Of note, although some mechanistic insights are still lacking, this study does provide important evidence confirming the detrimental impact of exposure to broad-spectrum antibiotics before CAR-T therapy on patients’ outcomes. Although gut microbiota modulation through fecal microbiota transfer is already under investigation, it would seem important to change our practice regarding use of antibiotics for patients eligible for CAR-Ts, in particular by avoiding the use of piperacillin/tazobactam, meropenem or imipenem/cilastatin when feasible in those patients. Finally, given the impact of diet on gut microbiota composition,⁸ and the fact that patients with lymphoma frequently have a poor diet due to decreased appetite, these factors should be more closely analyzed in future studies to evaluate the respective effects of diet and antibiotics on gut microbiota dysbiosis in this setting. Indeed, improvement of nutritional status with well-designed dietary approaches and use of prebiotics may help to further enhance the potential efficacy of fecal microbiota transfer in these patients.

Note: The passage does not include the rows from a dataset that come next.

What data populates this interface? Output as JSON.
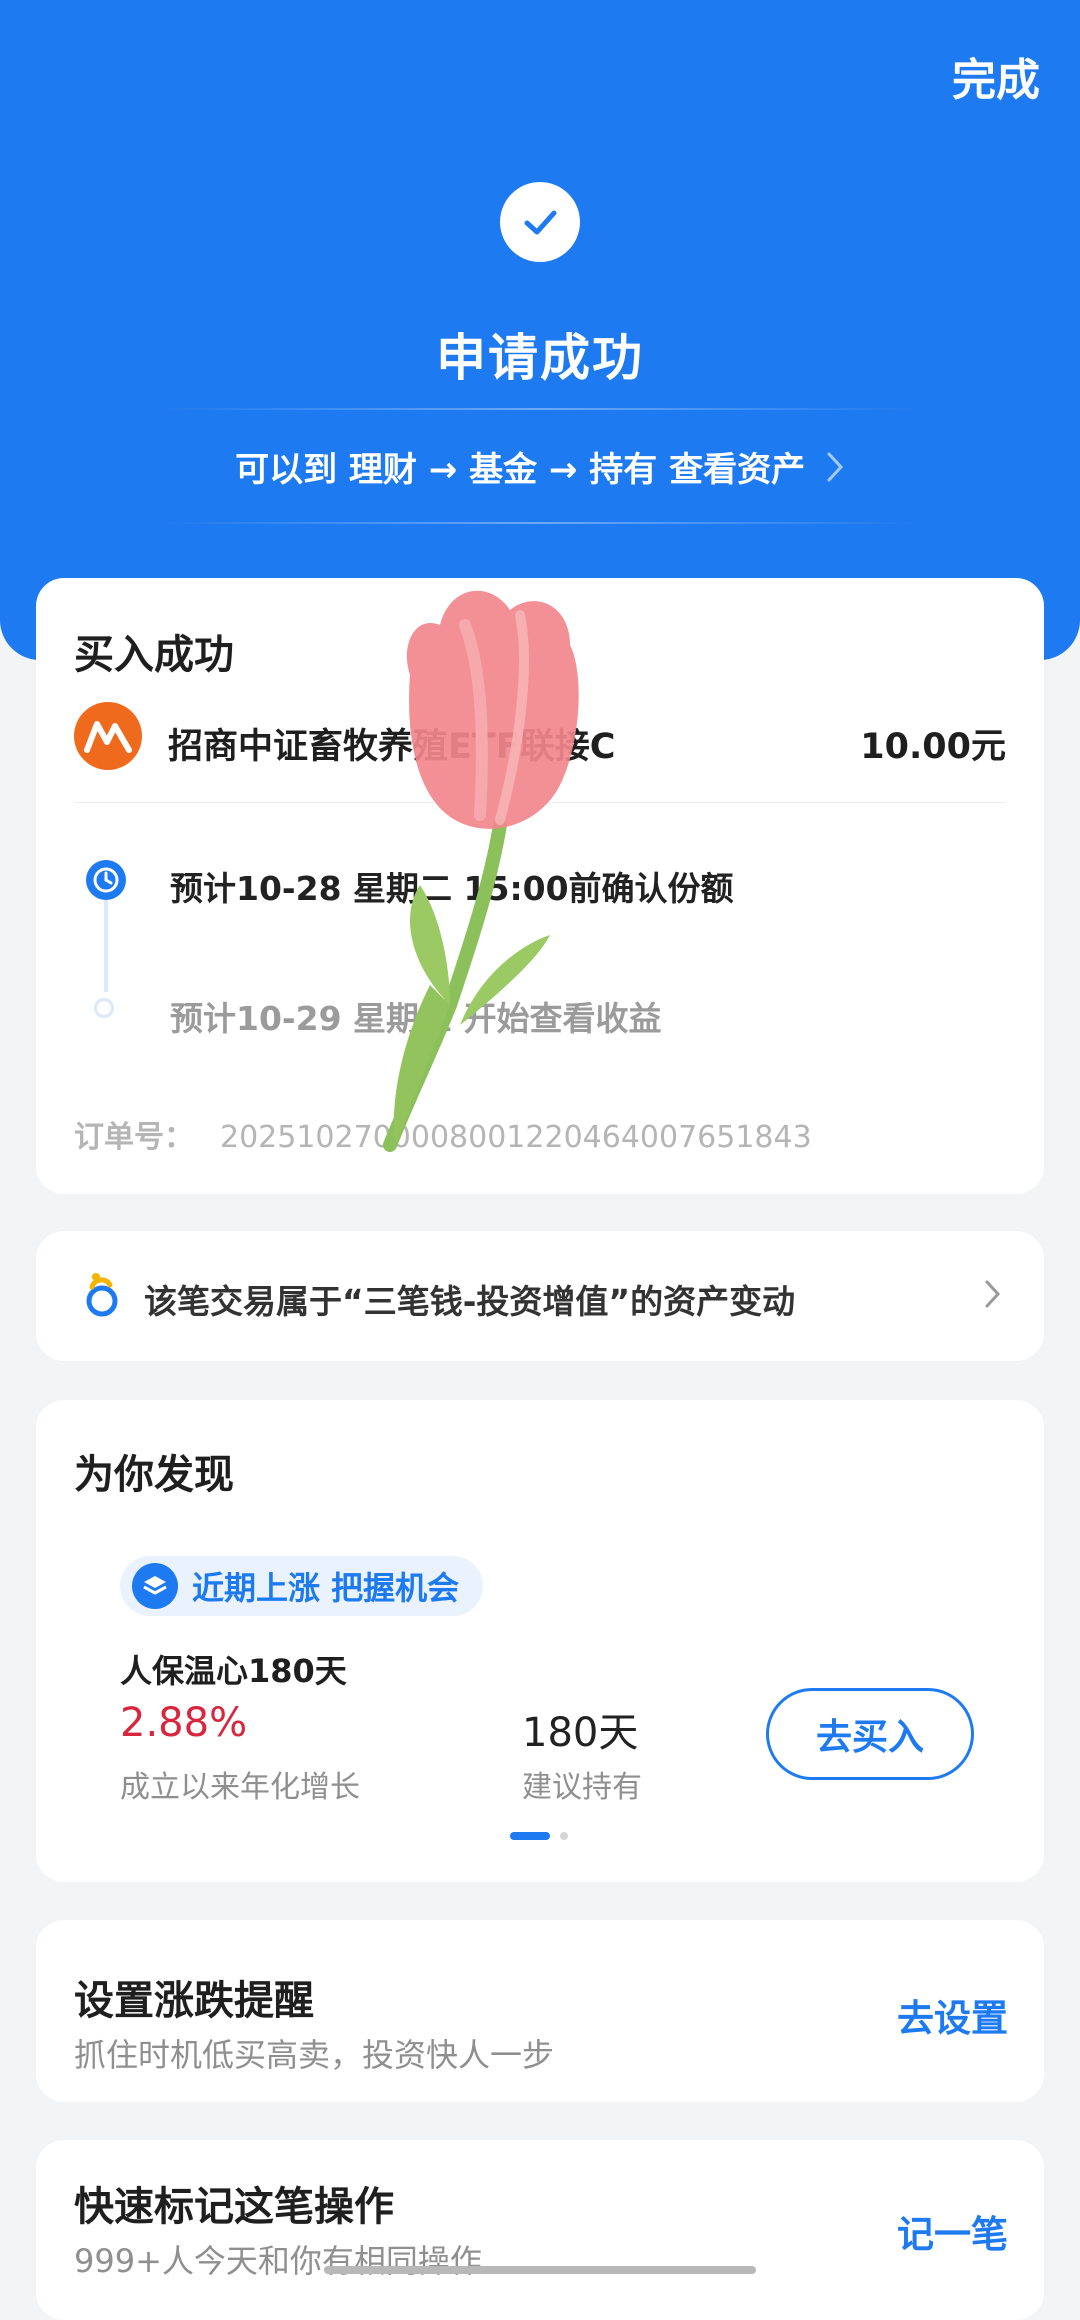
{
  "header": {
    "done_label": "完成",
    "status_title": "申请成功",
    "nav_hint": "可以到 理财 → 基金 → 持有 查看资产"
  },
  "order": {
    "title": "买入成功",
    "fund_name": "招商中证畜牧养殖ETF联接C",
    "amount": "10.00元",
    "steps": [
      {
        "text": "预计10-28 星期二 15:00前确认份额",
        "active": true
      },
      {
        "text": "预计10-29 星期三 开始查看收益",
        "active": false
      }
    ],
    "order_no_label": "订单号：",
    "order_no": "2025102700008001220464007651843"
  },
  "asset_change": {
    "text": "该笔交易属于“三笔钱-投资增值”的资产变动",
    "icon": "three-money-icon"
  },
  "discover": {
    "title": "为你发现",
    "tag": "近期上涨 把握机会",
    "product_name": "人保温心180天",
    "rate": "2.88%",
    "rate_label": "成立以来年化增长",
    "hold_days": "180天",
    "hold_label": "建议持有",
    "buy_label": "去买入",
    "pager": {
      "total": 2,
      "current": 1
    }
  },
  "alert": {
    "title": "设置涨跌提醒",
    "subtitle": "抓住时机低买高卖，投资快人一步",
    "action": "去设置"
  },
  "mark": {
    "title": "快速标记这笔操作",
    "subtitle": "999+人今天和你有相同操作",
    "action": "记一笔"
  },
  "colors": {
    "brand_blue": "#1e7af0",
    "rate_red": "#d7263d",
    "fund_logo_orange": "#f06a1d"
  }
}
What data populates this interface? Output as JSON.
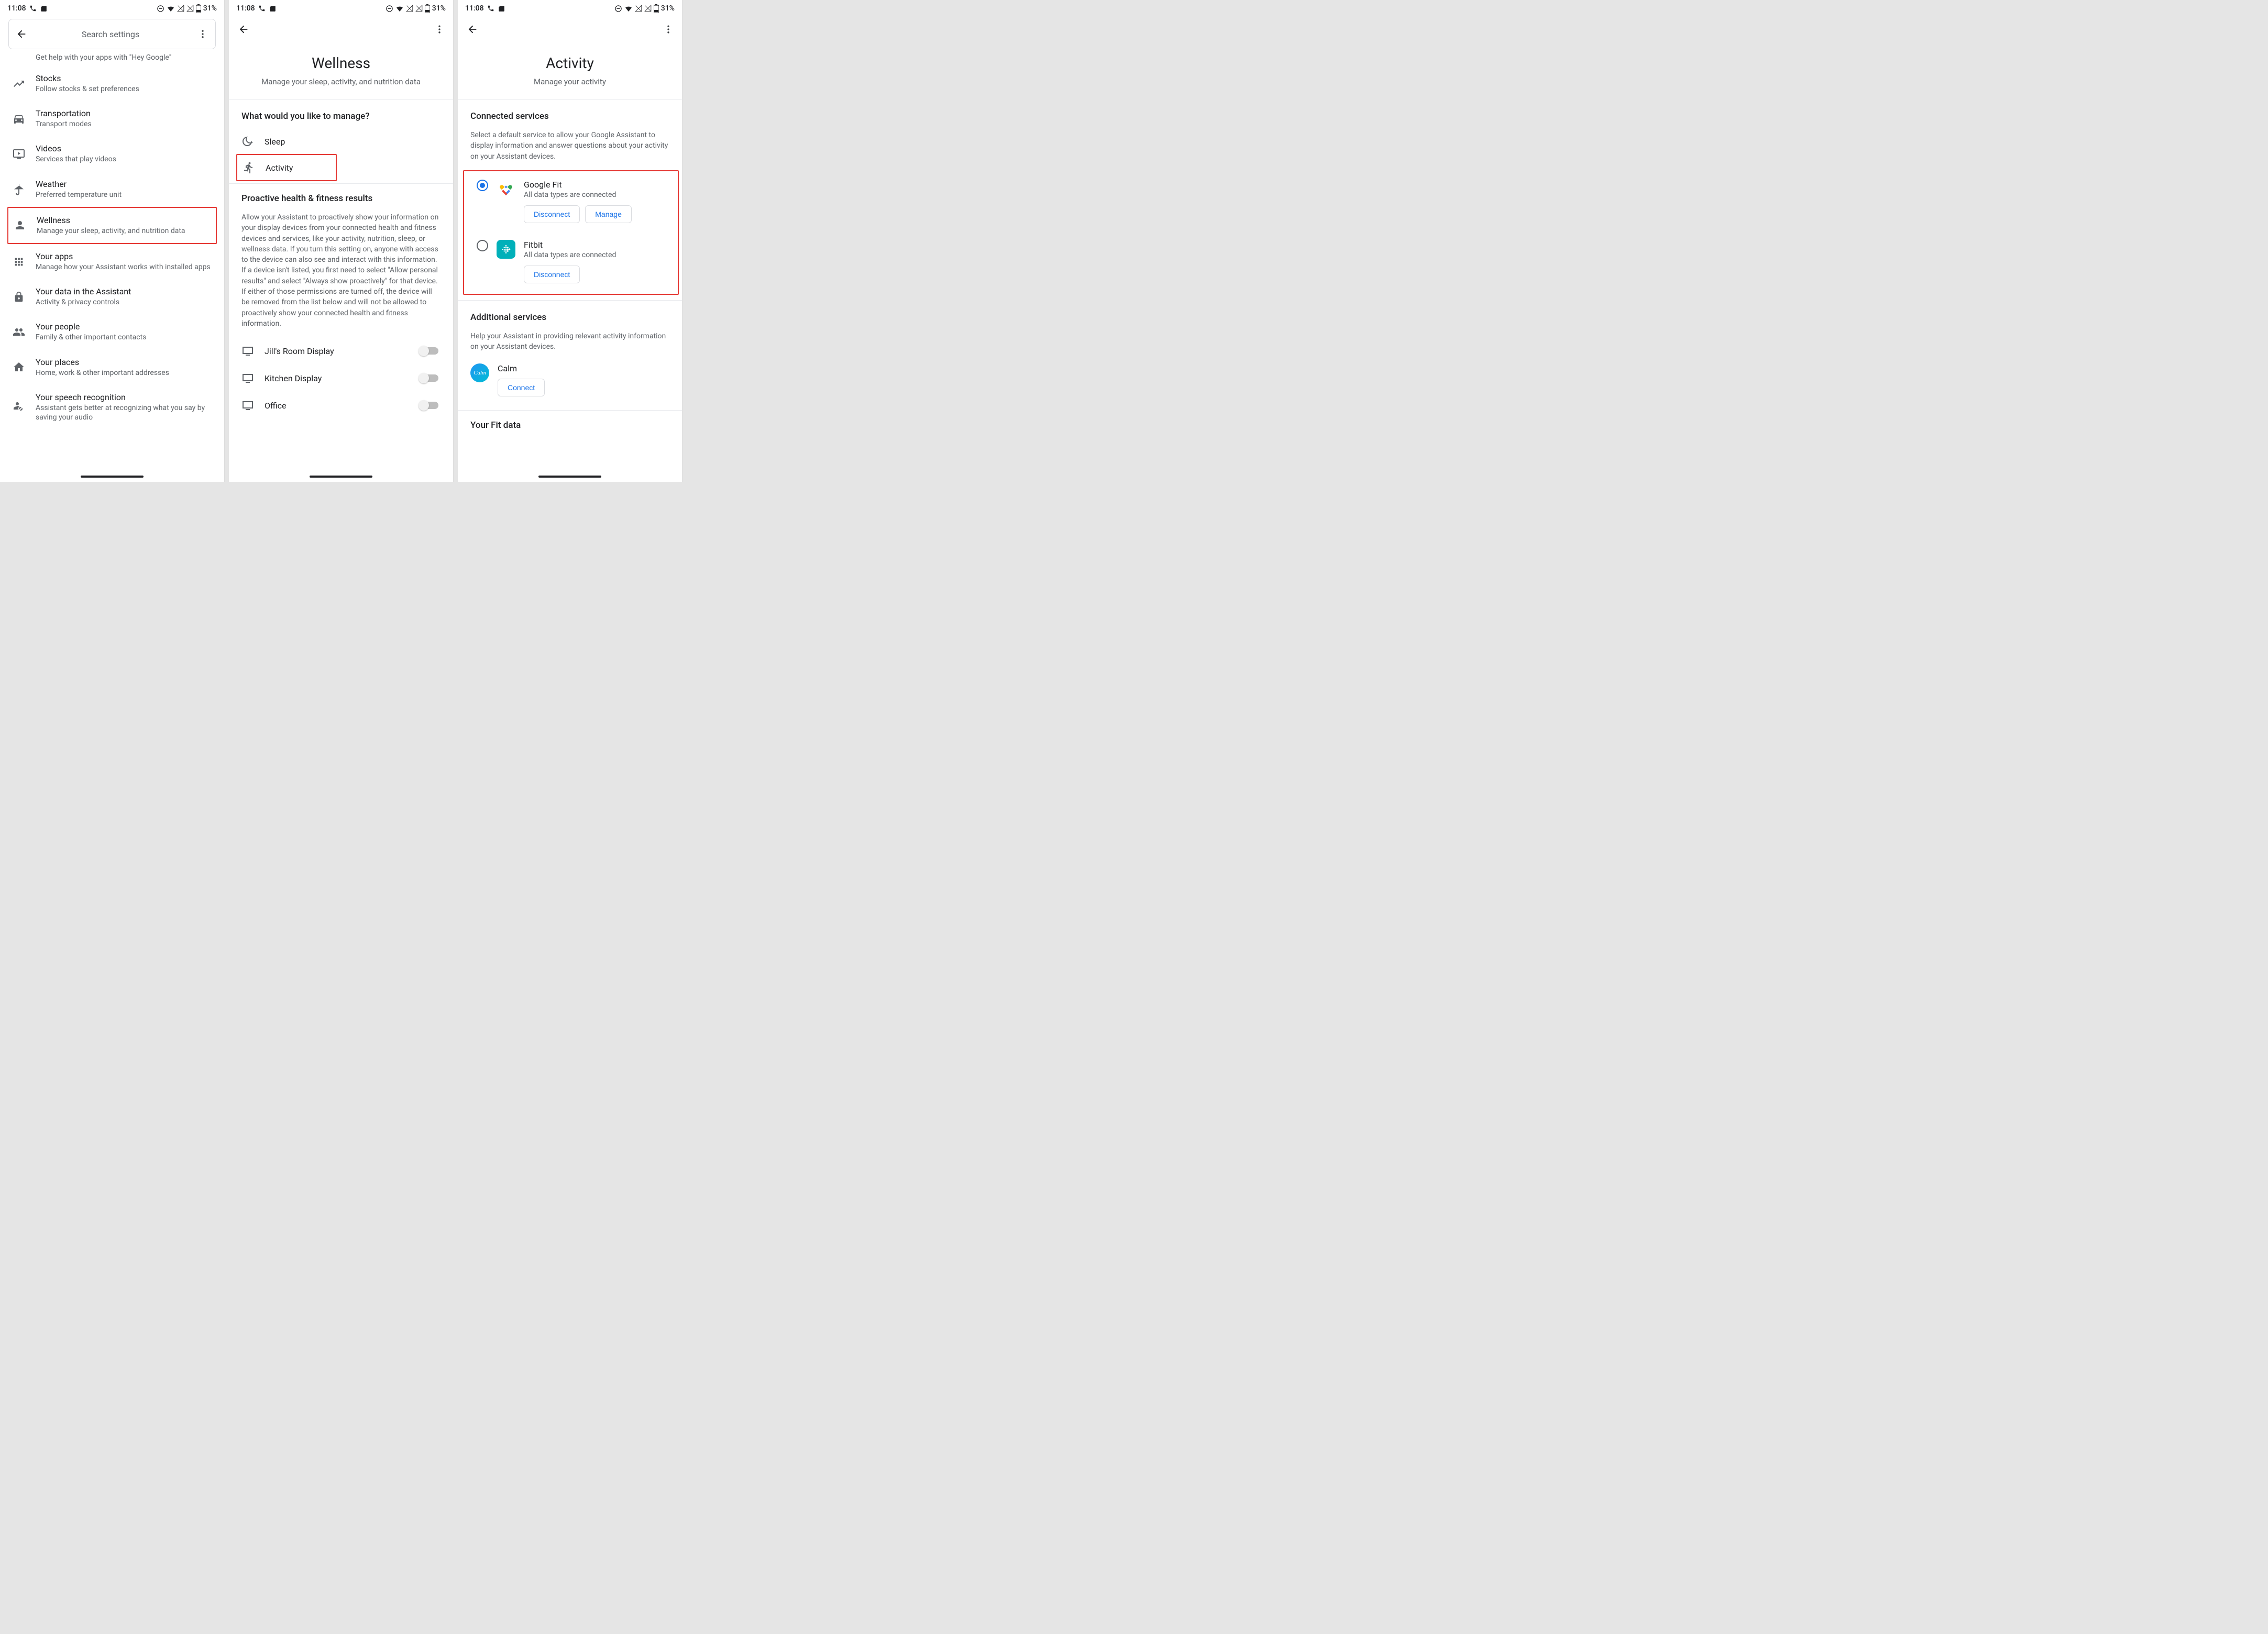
{
  "status": {
    "time": "11:08",
    "battery": "31%"
  },
  "screen1": {
    "search_placeholder": "Search settings",
    "partial_top": "Get help with your apps with \"Hey Google\"",
    "items": [
      {
        "title": "Stocks",
        "sub": "Follow stocks & set preferences"
      },
      {
        "title": "Transportation",
        "sub": "Transport modes"
      },
      {
        "title": "Videos",
        "sub": "Services that play videos"
      },
      {
        "title": "Weather",
        "sub": "Preferred temperature unit"
      },
      {
        "title": "Wellness",
        "sub": "Manage your sleep, activity, and nutrition data"
      },
      {
        "title": "Your apps",
        "sub": "Manage how your Assistant works with installed apps"
      },
      {
        "title": "Your data in the Assistant",
        "sub": "Activity & privacy controls"
      },
      {
        "title": "Your people",
        "sub": "Family & other important contacts"
      },
      {
        "title": "Your places",
        "sub": "Home, work & other important addresses"
      },
      {
        "title": "Your speech recognition",
        "sub": "Assistant gets better at recognizing what you say by saving your audio"
      }
    ]
  },
  "screen2": {
    "title": "Wellness",
    "subtitle": "Manage your sleep, activity, and nutrition data",
    "manage_heading": "What would you like to manage?",
    "options": [
      {
        "label": "Sleep"
      },
      {
        "label": "Activity"
      }
    ],
    "proactive_heading": "Proactive health & fitness results",
    "proactive_body": "Allow your Assistant to proactively show your information on your display devices from your connected health and fitness devices and services, like your activity, nutrition, sleep, or wellness data. If you turn this setting on, anyone with access to the device can also see and interact with this information. If a device isn't listed, you first need to select \"Allow personal results\" and select \"Always show proactively\" for that device. If either of those permissions are turned off, the device will be removed from the list below and will not be allowed to proactively show your connected health and fitness information.",
    "devices": [
      {
        "label": "Jill's Room Display"
      },
      {
        "label": "Kitchen Display"
      },
      {
        "label": "Office"
      }
    ]
  },
  "screen3": {
    "title": "Activity",
    "subtitle": "Manage your activity",
    "connected_heading": "Connected services",
    "connected_desc": "Select a default service to allow your Google Assistant to display information and answer questions about your activity on your Assistant devices.",
    "services": [
      {
        "name": "Google Fit",
        "sub": "All data types are connected",
        "btn1": "Disconnect",
        "btn2": "Manage"
      },
      {
        "name": "Fitbit",
        "sub": "All data types are connected",
        "btn1": "Disconnect"
      }
    ],
    "additional_heading": "Additional services",
    "additional_desc": "Help your Assistant in providing relevant activity information on your Assistant devices.",
    "additional": [
      {
        "name": "Calm",
        "btn": "Connect"
      }
    ],
    "fit_heading": "Your Fit data"
  }
}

Conflict-of-interest disclosure: M.M. reports grants and lecture honoraria from Janssen, Sanofi, Maat Pharma, and Jazz Pharmaceuticals; lecture honoraria from Celgene, Amgen, Bristol Myers Squibb (BMS), Takeda, and Pfizer; and grants from Roche, all outside the submitted work. F.M. reports lecture honoraria from Therakos/Mallinckrodt, BMS, MSD, Sanofi, Novartis, AstraZeneca, and Jazz Pharmaceuticals, all outside the submitted work.